The commissionapproved the final motion (Resolution 45-34a) after a multi-hour review during which Agnew Beck consultant Meg and planning staff walked commissioners through roughly 16 proposed changes. Commissioner Sean Shaw moved the final recommendation, which passed by roll call.

Why it matters: the comprehensive plan sets the boroughpolicy framework for land use, economic development, public facilities and quality-of-life priorities for the next decade. Commissioners said the amendments are meant to keep the draft flexible while calling for coordinated action on childcare, food assistance, broadband and tourism impacts.

Key amendments and changes

- Food planning: The commission added language to support development of community food security and local food-systems planning, and inserted cross-references so food-related actions appear in health and wellness, economic development and public services sections. Meg told the commission she researched differences between "food security" (emergency-oriented) and "food systems" (supply, processing, markets) and recommended the plan be able to address both.
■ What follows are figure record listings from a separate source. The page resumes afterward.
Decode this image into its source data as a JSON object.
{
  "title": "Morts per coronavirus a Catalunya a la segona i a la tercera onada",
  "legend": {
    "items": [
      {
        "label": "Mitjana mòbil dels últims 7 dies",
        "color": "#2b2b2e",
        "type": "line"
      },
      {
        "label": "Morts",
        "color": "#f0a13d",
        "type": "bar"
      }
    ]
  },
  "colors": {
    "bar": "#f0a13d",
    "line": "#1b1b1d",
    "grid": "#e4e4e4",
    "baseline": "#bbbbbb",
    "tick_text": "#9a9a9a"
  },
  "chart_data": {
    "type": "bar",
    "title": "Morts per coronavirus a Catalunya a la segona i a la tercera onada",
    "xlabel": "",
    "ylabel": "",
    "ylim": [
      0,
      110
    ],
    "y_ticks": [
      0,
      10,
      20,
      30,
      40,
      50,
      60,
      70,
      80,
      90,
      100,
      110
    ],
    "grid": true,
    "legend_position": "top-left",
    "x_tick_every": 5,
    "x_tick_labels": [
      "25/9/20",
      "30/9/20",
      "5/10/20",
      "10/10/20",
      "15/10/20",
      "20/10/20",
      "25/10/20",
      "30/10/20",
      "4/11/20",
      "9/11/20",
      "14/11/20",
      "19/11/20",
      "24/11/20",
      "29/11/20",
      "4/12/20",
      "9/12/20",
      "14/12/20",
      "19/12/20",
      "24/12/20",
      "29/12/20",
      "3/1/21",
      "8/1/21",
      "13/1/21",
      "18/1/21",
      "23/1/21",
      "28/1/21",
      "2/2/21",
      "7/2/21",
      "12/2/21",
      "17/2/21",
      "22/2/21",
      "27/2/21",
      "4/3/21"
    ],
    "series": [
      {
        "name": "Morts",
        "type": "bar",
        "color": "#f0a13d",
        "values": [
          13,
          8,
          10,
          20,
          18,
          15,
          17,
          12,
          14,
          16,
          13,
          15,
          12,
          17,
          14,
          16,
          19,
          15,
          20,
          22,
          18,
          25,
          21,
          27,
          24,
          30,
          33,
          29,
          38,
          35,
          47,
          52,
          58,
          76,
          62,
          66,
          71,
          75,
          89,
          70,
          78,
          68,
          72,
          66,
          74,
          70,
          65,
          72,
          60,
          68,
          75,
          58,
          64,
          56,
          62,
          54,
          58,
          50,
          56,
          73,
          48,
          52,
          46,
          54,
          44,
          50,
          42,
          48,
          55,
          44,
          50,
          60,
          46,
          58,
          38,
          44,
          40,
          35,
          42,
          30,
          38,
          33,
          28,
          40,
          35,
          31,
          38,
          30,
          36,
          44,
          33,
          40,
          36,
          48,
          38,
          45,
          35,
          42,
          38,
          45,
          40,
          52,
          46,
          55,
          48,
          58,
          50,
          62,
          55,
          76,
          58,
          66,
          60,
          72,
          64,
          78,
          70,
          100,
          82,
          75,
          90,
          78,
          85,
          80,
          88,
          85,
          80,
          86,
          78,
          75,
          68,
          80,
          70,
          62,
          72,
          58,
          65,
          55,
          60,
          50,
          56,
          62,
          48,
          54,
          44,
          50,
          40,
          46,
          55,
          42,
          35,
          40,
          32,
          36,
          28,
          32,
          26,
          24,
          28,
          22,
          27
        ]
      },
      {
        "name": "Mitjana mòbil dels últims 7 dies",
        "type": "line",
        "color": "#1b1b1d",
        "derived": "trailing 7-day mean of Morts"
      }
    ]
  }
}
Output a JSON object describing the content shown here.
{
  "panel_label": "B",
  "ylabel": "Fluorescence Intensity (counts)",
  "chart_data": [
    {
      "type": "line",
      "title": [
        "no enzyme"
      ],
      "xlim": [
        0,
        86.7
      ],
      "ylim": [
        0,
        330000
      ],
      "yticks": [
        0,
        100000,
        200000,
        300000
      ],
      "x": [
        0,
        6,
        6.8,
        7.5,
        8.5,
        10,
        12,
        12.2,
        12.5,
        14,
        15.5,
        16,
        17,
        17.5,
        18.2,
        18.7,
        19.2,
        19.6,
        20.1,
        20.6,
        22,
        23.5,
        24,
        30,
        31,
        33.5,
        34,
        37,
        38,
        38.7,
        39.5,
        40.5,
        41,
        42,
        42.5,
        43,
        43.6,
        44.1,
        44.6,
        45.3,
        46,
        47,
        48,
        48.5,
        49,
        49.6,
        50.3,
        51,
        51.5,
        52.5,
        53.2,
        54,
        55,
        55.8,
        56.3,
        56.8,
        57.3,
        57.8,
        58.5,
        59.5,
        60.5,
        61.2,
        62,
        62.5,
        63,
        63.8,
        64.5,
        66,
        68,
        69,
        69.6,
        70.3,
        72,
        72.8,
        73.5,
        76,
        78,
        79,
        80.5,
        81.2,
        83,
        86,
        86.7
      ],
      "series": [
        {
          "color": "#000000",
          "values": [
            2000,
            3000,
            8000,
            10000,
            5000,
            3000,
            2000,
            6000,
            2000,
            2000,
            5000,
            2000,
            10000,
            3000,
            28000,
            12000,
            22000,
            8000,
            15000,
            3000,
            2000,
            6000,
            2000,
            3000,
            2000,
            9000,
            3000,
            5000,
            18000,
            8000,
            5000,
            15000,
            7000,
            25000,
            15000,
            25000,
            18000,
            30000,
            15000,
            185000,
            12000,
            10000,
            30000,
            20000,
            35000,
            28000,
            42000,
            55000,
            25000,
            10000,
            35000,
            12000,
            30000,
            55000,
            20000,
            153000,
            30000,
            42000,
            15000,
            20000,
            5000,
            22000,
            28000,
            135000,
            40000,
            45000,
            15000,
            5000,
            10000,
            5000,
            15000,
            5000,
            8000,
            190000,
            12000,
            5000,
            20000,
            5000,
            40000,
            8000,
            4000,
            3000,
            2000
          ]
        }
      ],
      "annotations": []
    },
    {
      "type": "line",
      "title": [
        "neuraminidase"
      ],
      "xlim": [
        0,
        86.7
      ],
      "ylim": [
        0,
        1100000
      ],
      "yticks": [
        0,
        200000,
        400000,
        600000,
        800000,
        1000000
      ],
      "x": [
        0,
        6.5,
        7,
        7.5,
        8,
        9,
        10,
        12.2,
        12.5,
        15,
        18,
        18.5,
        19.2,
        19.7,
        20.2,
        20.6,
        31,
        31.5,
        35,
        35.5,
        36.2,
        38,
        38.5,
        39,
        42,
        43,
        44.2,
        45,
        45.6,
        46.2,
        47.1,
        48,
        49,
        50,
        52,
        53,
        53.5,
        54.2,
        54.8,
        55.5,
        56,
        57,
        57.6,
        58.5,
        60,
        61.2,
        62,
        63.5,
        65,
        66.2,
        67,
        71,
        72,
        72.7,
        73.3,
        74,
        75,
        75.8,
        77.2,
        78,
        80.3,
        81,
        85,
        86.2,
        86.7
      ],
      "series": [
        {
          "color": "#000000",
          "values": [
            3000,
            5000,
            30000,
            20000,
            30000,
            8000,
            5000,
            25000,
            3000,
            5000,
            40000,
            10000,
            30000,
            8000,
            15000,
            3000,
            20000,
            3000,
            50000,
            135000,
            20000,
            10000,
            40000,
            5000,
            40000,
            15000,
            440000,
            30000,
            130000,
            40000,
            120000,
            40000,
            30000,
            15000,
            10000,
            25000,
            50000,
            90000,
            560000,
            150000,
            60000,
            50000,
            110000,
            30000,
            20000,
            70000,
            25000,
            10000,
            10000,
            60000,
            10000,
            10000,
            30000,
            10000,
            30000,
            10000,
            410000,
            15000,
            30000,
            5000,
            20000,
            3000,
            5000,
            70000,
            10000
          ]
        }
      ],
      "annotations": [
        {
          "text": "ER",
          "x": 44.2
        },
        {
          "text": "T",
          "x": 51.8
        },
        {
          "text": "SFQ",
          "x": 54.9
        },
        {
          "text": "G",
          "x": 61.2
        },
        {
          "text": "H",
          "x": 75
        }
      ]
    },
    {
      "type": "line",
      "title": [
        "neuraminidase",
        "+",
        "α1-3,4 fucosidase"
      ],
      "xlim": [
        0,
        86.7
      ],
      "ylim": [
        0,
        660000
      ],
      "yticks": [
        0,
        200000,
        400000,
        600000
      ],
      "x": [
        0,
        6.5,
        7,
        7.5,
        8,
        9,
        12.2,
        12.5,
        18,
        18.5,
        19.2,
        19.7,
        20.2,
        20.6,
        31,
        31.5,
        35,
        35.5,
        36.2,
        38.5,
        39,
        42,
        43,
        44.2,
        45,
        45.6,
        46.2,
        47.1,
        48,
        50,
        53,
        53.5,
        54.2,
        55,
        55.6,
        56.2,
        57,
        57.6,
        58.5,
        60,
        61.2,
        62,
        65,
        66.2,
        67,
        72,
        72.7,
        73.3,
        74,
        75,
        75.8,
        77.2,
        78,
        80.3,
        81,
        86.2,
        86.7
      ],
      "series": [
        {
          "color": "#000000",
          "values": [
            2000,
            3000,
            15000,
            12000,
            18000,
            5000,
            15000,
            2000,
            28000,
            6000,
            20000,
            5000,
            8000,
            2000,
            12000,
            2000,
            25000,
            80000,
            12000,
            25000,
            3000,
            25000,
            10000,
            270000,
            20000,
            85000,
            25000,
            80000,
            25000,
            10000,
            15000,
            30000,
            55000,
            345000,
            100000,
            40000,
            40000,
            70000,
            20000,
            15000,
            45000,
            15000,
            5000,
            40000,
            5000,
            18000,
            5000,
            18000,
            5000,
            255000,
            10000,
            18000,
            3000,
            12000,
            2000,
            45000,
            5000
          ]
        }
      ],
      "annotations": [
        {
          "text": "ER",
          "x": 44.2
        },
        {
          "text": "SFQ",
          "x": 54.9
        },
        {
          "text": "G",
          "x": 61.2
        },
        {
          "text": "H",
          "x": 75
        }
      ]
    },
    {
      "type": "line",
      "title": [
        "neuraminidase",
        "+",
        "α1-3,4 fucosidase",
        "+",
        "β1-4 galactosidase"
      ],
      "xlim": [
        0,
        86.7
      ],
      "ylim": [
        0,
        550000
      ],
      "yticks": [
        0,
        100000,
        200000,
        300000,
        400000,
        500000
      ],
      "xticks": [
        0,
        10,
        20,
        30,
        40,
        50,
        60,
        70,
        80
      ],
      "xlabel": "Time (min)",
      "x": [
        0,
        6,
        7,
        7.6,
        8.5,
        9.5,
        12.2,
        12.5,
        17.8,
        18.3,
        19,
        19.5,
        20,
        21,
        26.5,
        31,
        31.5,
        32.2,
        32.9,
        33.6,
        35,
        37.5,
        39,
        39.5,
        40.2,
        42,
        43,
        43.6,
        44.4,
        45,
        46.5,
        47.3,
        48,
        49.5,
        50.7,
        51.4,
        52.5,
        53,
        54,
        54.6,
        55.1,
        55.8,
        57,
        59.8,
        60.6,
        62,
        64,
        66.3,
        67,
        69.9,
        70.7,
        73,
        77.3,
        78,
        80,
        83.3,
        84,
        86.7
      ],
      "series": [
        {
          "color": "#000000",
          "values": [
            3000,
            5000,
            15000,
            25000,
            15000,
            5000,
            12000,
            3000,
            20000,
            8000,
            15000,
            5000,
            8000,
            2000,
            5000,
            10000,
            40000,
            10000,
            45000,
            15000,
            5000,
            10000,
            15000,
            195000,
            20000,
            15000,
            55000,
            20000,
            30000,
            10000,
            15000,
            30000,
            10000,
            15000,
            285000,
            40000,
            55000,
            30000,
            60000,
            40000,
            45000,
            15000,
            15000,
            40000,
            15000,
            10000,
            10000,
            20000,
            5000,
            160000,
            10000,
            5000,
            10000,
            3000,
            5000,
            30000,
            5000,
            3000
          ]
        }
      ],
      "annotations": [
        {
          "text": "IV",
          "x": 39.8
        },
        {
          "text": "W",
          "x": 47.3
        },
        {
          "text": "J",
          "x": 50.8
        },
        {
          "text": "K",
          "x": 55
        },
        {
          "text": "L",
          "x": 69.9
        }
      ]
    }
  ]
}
- Health and wellness: New actions encourage collaboration with employers, early-childhood providers and nonprofits to increase access to affordable childcare, and with local health organizations on school- and community-based nutrition and physical-activity programs. Commissioners debated whether to reference specific medical standards; the final wording emphasizes collaboration "in accordance with generally accepted medical standards."

- Tourism and community character: The sustainable tourism theme was revised to acknowledge resident concerns about community character, and the economic development chapter now explicitly records that survey results showed residents value community character.

- Utilities and wastewater: Commission edits removed several specific place-based references while retaining a directive to plan wastewater upgrades and to coordinate long-term wastewater planning across borough municipal systems.

- Long-range infrastructure studies: The commission added actions directing staff to collaborate with state and local partners to periodically evaluate feasibility, costs and community impacts of a bridge or tunnel connection to Gravina Island, and to explore overland connections between Ketchikan, mainland Alaska and Canada. Commissioners framed these as long-range feasibility studies rather than immediate projects.

- Berth electrification: The commission amended a port electrification item to require feasibility studies that include "impacts to existing electrical infrastructure" before recommending shore-power investments for cruise ships.

Public comment and local concerns

Resident Mary Stevenson, who identified herself as a longtime tour operator, urged the commission to place Herring Cove and tourism-management actions more prominently in the plan and to pursue near-term steps such as acquiring parcels, creating parking/boardwalks and pursuing a service-area or other mechanism to manage state-owned road access. "Herring Cove cannot continue the way it is," Stevenson said during public comment, asking the commission to commit to implementation beyond the plan.

"We did some good work here," the chair said after the final vote, thanking staff and the consultant for their preparation.

What happens next

The Planning Commissionforwarded the amended 2035 comprehensive plan to the borough assembly with a recommendation of approval. The assembly must review the draft and may hold its own public hearings; any assembly action will determine next steps for plan adoption and implementation. The planning department will integrate the approved amendments and prepare the packet for assembly consideration.

Speakers quoted in this article are identified from the meeting record and include planning staff and the Agnew Beck consultant. All procedural votes and roll-call results were recorded in the meeting transcript and will accompany the plan packet to the assembly.